First off, I'm new to the site and I've seen this is an awesome forum and I look forward to learning from all of you.


Currently I own a Canon 5D Mark II. Most of the time I shoot with the EF 24-70 f/2.8L. I've owned that lens since 2009. Recently I've been getting Error 01 "check the lens contact...." message randomly. This only happens when I am shooting with an aperture of f/3.2 or smaller. I never get the message at f/2.8. I've sent the lens in to CPS twice already. It definitely happens less frequent but it still happens randomly which is not only annoying but also causes missed opportunities on shots. First time CPS received it they changed out the focus assembly. The 2nd time they got it they changed the collar. They are now recommending that I send in my body with the lens. 

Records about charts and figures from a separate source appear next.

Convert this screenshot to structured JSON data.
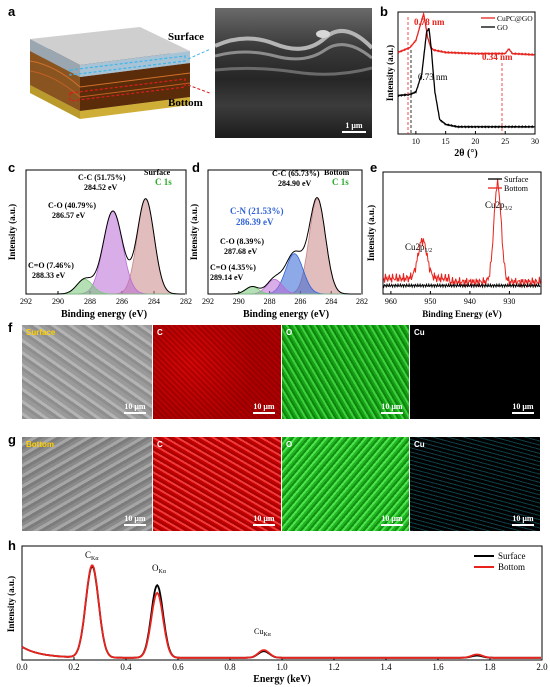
{
  "panels": {
    "a": {
      "label": "a",
      "surface": "Surface",
      "bottom": "Bottom",
      "scale": "1 μm"
    },
    "b": {
      "label": "b",
      "xlabel": "2θ (°)",
      "ylabel": "Intensity (a.u.)",
      "legend": [
        "CuPC@GO",
        "GO"
      ],
      "ann": [
        "0.78 nm",
        "0.34 nm",
        "0.73 nm"
      ],
      "xticks": [
        "10",
        "15",
        "20",
        "25",
        "30"
      ]
    },
    "c": {
      "label": "c",
      "xlabel": "Binding energy (eV)",
      "ylabel": "Intensity (a.u.)",
      "tag": "Surface",
      "tag2": "C 1s",
      "peaks": [
        [
          "C-C (51.75%)",
          "284.52 eV"
        ],
        [
          "C-O (40.79%)",
          "286.57 eV"
        ],
        [
          "C=O (7.46%)",
          "288.33 eV"
        ]
      ],
      "xticks": [
        "292",
        "290",
        "288",
        "286",
        "284",
        "282"
      ]
    },
    "d": {
      "label": "d",
      "xlabel": "Binding energy (eV)",
      "ylabel": "Intensity (a.u.)",
      "tag": "Bottom",
      "tag2": "C 1s",
      "peaks": [
        [
          "C-C (65.73%)",
          "284.90 eV"
        ],
        [
          "C-N (21.53%)",
          "286.39 eV"
        ],
        [
          "C-O (8.39%)",
          "287.68 eV"
        ],
        [
          "C=O (4.35%)",
          "289.14 eV"
        ]
      ],
      "xticks": [
        "292",
        "290",
        "288",
        "286",
        "284",
        "282"
      ]
    },
    "e": {
      "label": "e",
      "xlabel": "Binding Energy (eV)",
      "ylabel": "Intensity (a.u.)",
      "legend": [
        "Surface",
        "Bottom"
      ],
      "peak1": "Cu2p",
      "peak1sub": "1/2",
      "peak2": "Cu2p",
      "peak2sub": "3/2",
      "xticks": [
        "960",
        "950",
        "940",
        "930"
      ]
    },
    "f": {
      "label": "f",
      "tiles": [
        "Surface",
        "C",
        "O",
        "Cu"
      ],
      "scale": "10 μm"
    },
    "g": {
      "label": "g",
      "tiles": [
        "Bottom",
        "C",
        "O",
        "Cu"
      ],
      "scale": "10 μm"
    },
    "h": {
      "label": "h",
      "xlabel": "Energy (keV)",
      "ylabel": "Intensity (a.u.)",
      "legend": [
        "Surface",
        "Bottom"
      ],
      "peaks": [
        [
          "C",
          "Kα"
        ],
        [
          "O",
          "Kα"
        ],
        [
          "Cu",
          "Kα"
        ]
      ],
      "xticks": [
        "0.0",
        "0.2",
        "0.4",
        "0.6",
        "0.8",
        "1.0",
        "1.2",
        "1.4",
        "1.6",
        "1.8",
        "2.0"
      ]
    }
  },
  "colors": {
    "red": "#e8221c",
    "black": "#000000",
    "pink": "#e6a7a7",
    "violet": "#b96ad6",
    "green": "#79c779",
    "blue": "#2f63d6"
  },
  "chart_data": [
    {
      "type": "line",
      "panel": "b",
      "xlabel": "2θ (°)",
      "ylabel": "Intensity (a.u.)",
      "xlim": [
        7,
        30
      ],
      "series": [
        {
          "name": "CuPC@GO",
          "x": [
            7,
            9,
            10,
            11,
            11.3,
            11.6,
            12,
            12.5,
            13,
            15,
            20,
            25,
            25.6,
            26.2,
            30
          ],
          "y": [
            0.68,
            0.72,
            0.78,
            0.95,
            1.0,
            0.92,
            0.8,
            0.72,
            0.7,
            0.68,
            0.67,
            0.67,
            0.71,
            0.67,
            0.66
          ]
        },
        {
          "name": "GO",
          "x": [
            7,
            9,
            10,
            11,
            11.8,
            12.2,
            12.6,
            13.2,
            14,
            15,
            17,
            20,
            25,
            30
          ],
          "y": [
            0.32,
            0.33,
            0.35,
            0.5,
            0.85,
            0.88,
            0.7,
            0.35,
            0.12,
            0.08,
            0.06,
            0.06,
            0.06,
            0.06
          ]
        }
      ]
    },
    {
      "type": "line",
      "panel": "c",
      "xlabel": "Binding energy (eV)",
      "ylabel": "Intensity (a.u.)",
      "series": [
        {
          "name": "C-C",
          "center": 284.52,
          "share": 51.75
        },
        {
          "name": "C-O",
          "center": 286.57,
          "share": 40.79
        },
        {
          "name": "C=O",
          "center": 288.33,
          "share": 7.46
        }
      ]
    },
    {
      "type": "line",
      "panel": "d",
      "xlabel": "Binding energy (eV)",
      "ylabel": "Intensity (a.u.)",
      "series": [
        {
          "name": "C-C",
          "center": 284.9,
          "share": 65.73
        },
        {
          "name": "C-N",
          "center": 286.39,
          "share": 21.53
        },
        {
          "name": "C-O",
          "center": 287.68,
          "share": 8.39
        },
        {
          "name": "C=O",
          "center": 289.14,
          "share": 4.35
        }
      ]
    },
    {
      "type": "line",
      "panel": "e",
      "xlabel": "Binding Energy (eV)",
      "ylabel": "Intensity (a.u.)",
      "series": [
        {
          "name": "Surface",
          "peaks": []
        },
        {
          "name": "Bottom",
          "peaks": [
            952,
            933
          ]
        }
      ]
    },
    {
      "type": "line",
      "panel": "h",
      "xlabel": "Energy (keV)",
      "ylabel": "Intensity (a.u.)",
      "xlim": [
        0,
        2
      ],
      "series": [
        {
          "name": "Surface",
          "peaks": [
            [
              0.27,
              0.83
            ],
            [
              0.52,
              0.66
            ],
            [
              0.93,
              0.06
            ],
            [
              1.75,
              0.02
            ]
          ]
        },
        {
          "name": "Bottom",
          "peaks": [
            [
              0.27,
              0.84
            ],
            [
              0.52,
              0.59
            ],
            [
              0.93,
              0.07
            ],
            [
              1.75,
              0.03
            ]
          ]
        }
      ]
    }
  ]
}
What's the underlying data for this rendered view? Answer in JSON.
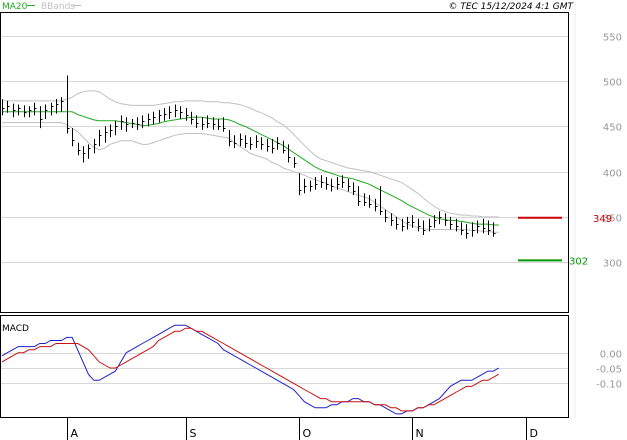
{
  "header": {
    "ma_label": "MA20",
    "bb_label": "BBands",
    "copyright": "© TEC 15/12/2024 4:1 GMT"
  },
  "colors": {
    "price": "#000000",
    "ma20": "#22aa22",
    "bbands": "#c0c0c0",
    "macd": "#1f1fcc",
    "signal": "#cc1111",
    "resistance": "#cc0000",
    "support": "#009900",
    "grid": "#d8d8d8",
    "axis_text": "#999999"
  },
  "chart_data": [
    {
      "type": "line",
      "name": "price",
      "ylim": [
        245,
        575
      ],
      "yticks": [
        "550",
        "500",
        "450",
        "400",
        "350",
        "300"
      ],
      "ytick_values": [
        550,
        500,
        450,
        400,
        350,
        300
      ],
      "grid": true,
      "xticks": [
        "A",
        "S",
        "O",
        "N",
        "D"
      ],
      "xtick_index": [
        12,
        34,
        55,
        76,
        97
      ],
      "bars": [
        {
          "h": 480,
          "l": 462,
          "c": 470
        },
        {
          "h": 478,
          "l": 465,
          "c": 472
        },
        {
          "h": 475,
          "l": 460,
          "c": 468
        },
        {
          "h": 474,
          "l": 462,
          "c": 470
        },
        {
          "h": 473,
          "l": 460,
          "c": 466
        },
        {
          "h": 472,
          "l": 460,
          "c": 468
        },
        {
          "h": 476,
          "l": 462,
          "c": 470
        },
        {
          "h": 472,
          "l": 448,
          "c": 458
        },
        {
          "h": 474,
          "l": 458,
          "c": 468
        },
        {
          "h": 476,
          "l": 462,
          "c": 472
        },
        {
          "h": 480,
          "l": 464,
          "c": 475
        },
        {
          "h": 482,
          "l": 466,
          "c": 478
        },
        {
          "h": 506,
          "l": 442,
          "c": 448
        },
        {
          "h": 448,
          "l": 428,
          "c": 435
        },
        {
          "h": 432,
          "l": 418,
          "c": 424
        },
        {
          "h": 428,
          "l": 410,
          "c": 420
        },
        {
          "h": 430,
          "l": 414,
          "c": 426
        },
        {
          "h": 436,
          "l": 420,
          "c": 430
        },
        {
          "h": 446,
          "l": 428,
          "c": 440
        },
        {
          "h": 450,
          "l": 432,
          "c": 444
        },
        {
          "h": 452,
          "l": 438,
          "c": 446
        },
        {
          "h": 456,
          "l": 440,
          "c": 450
        },
        {
          "h": 462,
          "l": 446,
          "c": 456
        },
        {
          "h": 460,
          "l": 444,
          "c": 452
        },
        {
          "h": 458,
          "l": 448,
          "c": 454
        },
        {
          "h": 460,
          "l": 446,
          "c": 452
        },
        {
          "h": 462,
          "l": 448,
          "c": 456
        },
        {
          "h": 464,
          "l": 450,
          "c": 458
        },
        {
          "h": 466,
          "l": 452,
          "c": 460
        },
        {
          "h": 468,
          "l": 454,
          "c": 462
        },
        {
          "h": 470,
          "l": 456,
          "c": 464
        },
        {
          "h": 472,
          "l": 458,
          "c": 466
        },
        {
          "h": 474,
          "l": 460,
          "c": 468
        },
        {
          "h": 472,
          "l": 458,
          "c": 466
        },
        {
          "h": 470,
          "l": 456,
          "c": 462
        },
        {
          "h": 466,
          "l": 452,
          "c": 458
        },
        {
          "h": 462,
          "l": 448,
          "c": 454
        },
        {
          "h": 460,
          "l": 446,
          "c": 452
        },
        {
          "h": 462,
          "l": 448,
          "c": 454
        },
        {
          "h": 460,
          "l": 446,
          "c": 452
        },
        {
          "h": 458,
          "l": 446,
          "c": 450
        },
        {
          "h": 460,
          "l": 444,
          "c": 448
        },
        {
          "h": 446,
          "l": 428,
          "c": 434
        },
        {
          "h": 440,
          "l": 426,
          "c": 432
        },
        {
          "h": 442,
          "l": 428,
          "c": 436
        },
        {
          "h": 440,
          "l": 426,
          "c": 432
        },
        {
          "h": 438,
          "l": 424,
          "c": 430
        },
        {
          "h": 440,
          "l": 426,
          "c": 434
        },
        {
          "h": 438,
          "l": 424,
          "c": 430
        },
        {
          "h": 436,
          "l": 422,
          "c": 428
        },
        {
          "h": 436,
          "l": 420,
          "c": 426
        },
        {
          "h": 438,
          "l": 424,
          "c": 432
        },
        {
          "h": 434,
          "l": 420,
          "c": 424
        },
        {
          "h": 430,
          "l": 410,
          "c": 416
        },
        {
          "h": 416,
          "l": 404,
          "c": 410
        },
        {
          "h": 398,
          "l": 374,
          "c": 380
        },
        {
          "h": 392,
          "l": 376,
          "c": 384
        },
        {
          "h": 390,
          "l": 378,
          "c": 384
        },
        {
          "h": 394,
          "l": 380,
          "c": 386
        },
        {
          "h": 396,
          "l": 382,
          "c": 388
        },
        {
          "h": 394,
          "l": 380,
          "c": 386
        },
        {
          "h": 392,
          "l": 378,
          "c": 384
        },
        {
          "h": 394,
          "l": 380,
          "c": 386
        },
        {
          "h": 396,
          "l": 382,
          "c": 388
        },
        {
          "h": 392,
          "l": 378,
          "c": 384
        },
        {
          "h": 388,
          "l": 374,
          "c": 378
        },
        {
          "h": 384,
          "l": 362,
          "c": 368
        },
        {
          "h": 376,
          "l": 362,
          "c": 366
        },
        {
          "h": 374,
          "l": 360,
          "c": 364
        },
        {
          "h": 370,
          "l": 356,
          "c": 362
        },
        {
          "h": 384,
          "l": 352,
          "c": 356
        },
        {
          "h": 358,
          "l": 344,
          "c": 350
        },
        {
          "h": 354,
          "l": 340,
          "c": 346
        },
        {
          "h": 350,
          "l": 336,
          "c": 342
        },
        {
          "h": 348,
          "l": 334,
          "c": 340
        },
        {
          "h": 350,
          "l": 336,
          "c": 344
        },
        {
          "h": 352,
          "l": 338,
          "c": 344
        },
        {
          "h": 348,
          "l": 334,
          "c": 340
        },
        {
          "h": 346,
          "l": 330,
          "c": 336
        },
        {
          "h": 348,
          "l": 334,
          "c": 340
        },
        {
          "h": 352,
          "l": 338,
          "c": 346
        },
        {
          "h": 356,
          "l": 342,
          "c": 350
        },
        {
          "h": 354,
          "l": 340,
          "c": 346
        },
        {
          "h": 350,
          "l": 336,
          "c": 342
        },
        {
          "h": 348,
          "l": 334,
          "c": 340
        },
        {
          "h": 344,
          "l": 330,
          "c": 336
        },
        {
          "h": 342,
          "l": 326,
          "c": 332
        },
        {
          "h": 344,
          "l": 328,
          "c": 336
        },
        {
          "h": 346,
          "l": 332,
          "c": 340
        },
        {
          "h": 348,
          "l": 332,
          "c": 338
        },
        {
          "h": 346,
          "l": 330,
          "c": 336
        },
        {
          "h": 344,
          "l": 328,
          "c": 332
        }
      ],
      "ma20": [
        466,
        466,
        466,
        466,
        466,
        466,
        466,
        466,
        466,
        466,
        466,
        466,
        466,
        466,
        463,
        461,
        459,
        457,
        456,
        456,
        456,
        456,
        455,
        454,
        453,
        452,
        451,
        451,
        452,
        453,
        455,
        456,
        457,
        458,
        459,
        460,
        460,
        460,
        459,
        458,
        458,
        458,
        457,
        455,
        452,
        450,
        447,
        444,
        441,
        438,
        435,
        432,
        429,
        425,
        421,
        417,
        413,
        409,
        405,
        402,
        400,
        398,
        396,
        394,
        393,
        392,
        390,
        388,
        386,
        383,
        380,
        377,
        374,
        371,
        368,
        364,
        361,
        358,
        355,
        352,
        350,
        348,
        347,
        346,
        346,
        345,
        344,
        343,
        342,
        342,
        342,
        341,
        341
      ],
      "bb_upper": [
        478,
        478,
        478,
        478,
        478,
        478,
        478,
        478,
        478,
        478,
        478,
        478,
        480,
        482,
        486,
        488,
        489,
        489,
        488,
        484,
        480,
        477,
        475,
        474,
        473,
        473,
        473,
        473,
        473,
        474,
        475,
        476,
        477,
        477,
        478,
        478,
        478,
        478,
        477,
        477,
        477,
        476,
        476,
        475,
        474,
        472,
        470,
        467,
        465,
        462,
        459,
        455,
        452,
        447,
        441,
        435,
        429,
        423,
        418,
        414,
        412,
        410,
        408,
        406,
        404,
        403,
        402,
        401,
        400,
        398,
        396,
        394,
        392,
        390,
        388,
        384,
        380,
        376,
        371,
        366,
        362,
        358,
        356,
        354,
        353,
        352,
        352,
        351,
        351,
        350,
        350,
        350,
        350
      ],
      "bb_lower": [
        454,
        454,
        454,
        454,
        454,
        454,
        454,
        454,
        454,
        454,
        454,
        454,
        452,
        448,
        444,
        438,
        432,
        427,
        424,
        426,
        430,
        432,
        434,
        434,
        434,
        432,
        430,
        430,
        432,
        434,
        436,
        438,
        440,
        441,
        442,
        442,
        442,
        442,
        441,
        440,
        439,
        438,
        437,
        432,
        428,
        424,
        420,
        418,
        416,
        414,
        410,
        408,
        404,
        402,
        400,
        398,
        396,
        393,
        391,
        389,
        387,
        384,
        382,
        380,
        378,
        376,
        374,
        372,
        370,
        366,
        362,
        358,
        354,
        350,
        346,
        342,
        340,
        338,
        337,
        336,
        336,
        336,
        336,
        336,
        336,
        336,
        336,
        335,
        335,
        334,
        334,
        333,
        333
      ],
      "resistance": {
        "value": 349,
        "label": "349"
      },
      "support": {
        "value": 302,
        "label": "302"
      }
    },
    {
      "type": "line",
      "name": "MACD",
      "title": "MACD",
      "ylim": [
        -21,
        12
      ],
      "yticks": [
        "0.00",
        "-0.05",
        "-0.10"
      ],
      "ytick_values": [
        0,
        -5,
        -10
      ],
      "grid": true,
      "series": [
        {
          "name": "macd",
          "values": [
            -1,
            0,
            1,
            2,
            2,
            2,
            2,
            3,
            3,
            4,
            4,
            4,
            5,
            5,
            1,
            -3,
            -7,
            -9,
            -9,
            -8,
            -7,
            -6,
            -3,
            0,
            1,
            2,
            3,
            4,
            5,
            6,
            7,
            8,
            9,
            9,
            9,
            8,
            7,
            6,
            5,
            4,
            3,
            1,
            0,
            -1,
            -2,
            -3,
            -4,
            -5,
            -6,
            -7,
            -8,
            -9,
            -10,
            -11,
            -12,
            -14,
            -16,
            -17,
            -18,
            -18,
            -18,
            -17,
            -17,
            -16,
            -16,
            -15,
            -15,
            -16,
            -16,
            -17,
            -17,
            -18,
            -19,
            -20,
            -20,
            -19,
            -19,
            -18,
            -18,
            -17,
            -16,
            -15,
            -13,
            -11,
            -10,
            -9,
            -9,
            -9,
            -8,
            -7,
            -6,
            -6,
            -5
          ]
        },
        {
          "name": "signal",
          "values": [
            -3,
            -2,
            -1,
            0,
            0,
            1,
            1,
            2,
            2,
            2,
            3,
            3,
            3,
            3,
            3,
            2,
            1,
            -1,
            -3,
            -4,
            -5,
            -5,
            -4,
            -3,
            -2,
            -1,
            0,
            1,
            2,
            4,
            5,
            6,
            7,
            7,
            8,
            8,
            7,
            7,
            6,
            5,
            4,
            3,
            2,
            1,
            0,
            -1,
            -2,
            -3,
            -4,
            -5,
            -6,
            -7,
            -8,
            -9,
            -10,
            -11,
            -12,
            -13,
            -14,
            -15,
            -15,
            -16,
            -16,
            -16,
            -16,
            -16,
            -16,
            -16,
            -16,
            -17,
            -17,
            -17,
            -18,
            -18,
            -19,
            -19,
            -19,
            -18,
            -18,
            -17,
            -17,
            -16,
            -15,
            -14,
            -13,
            -12,
            -11,
            -11,
            -10,
            -9,
            -9,
            -8,
            -7
          ]
        }
      ]
    }
  ]
}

My other lenses are not having this issue with my body but CPS thinks there might be something going on specifically with the 24-70 and my 5D mark ii. Fortunately, they are loaning out a 1DS Mark iii to me while my 5dmiii is out. 

Has anyone else had this issue or heard of it? I feel like CPS is just trying any solution in hopes that it fixes it since the problem happens randomly.

I joked with Canon reps that they placed a bug in my lens so that I'm forced to get the new version in July.
Please help!


----------



## Robert Welch (Apr 20, 2012)

I've used my 24-70L on my 5DmkIII without a problem, sounds like it is an issue just with your particular lens. Hopefully they will find what's wrong with it.


----------



## rollno22 (Apr 25, 2012)

Have just sent my 100-400 for the same issue and the engineer told me that IS might be faulty. am still to get a RCA and cost.


----------



## prestonpalmer (Apr 25, 2012)

Error 01 is usually caused from a contact/communication issue between the camera and the lens. Try cleaning the contact on the lens with a pencil eraser. Polish up the ones on the body as well. This might fix your problem.


----------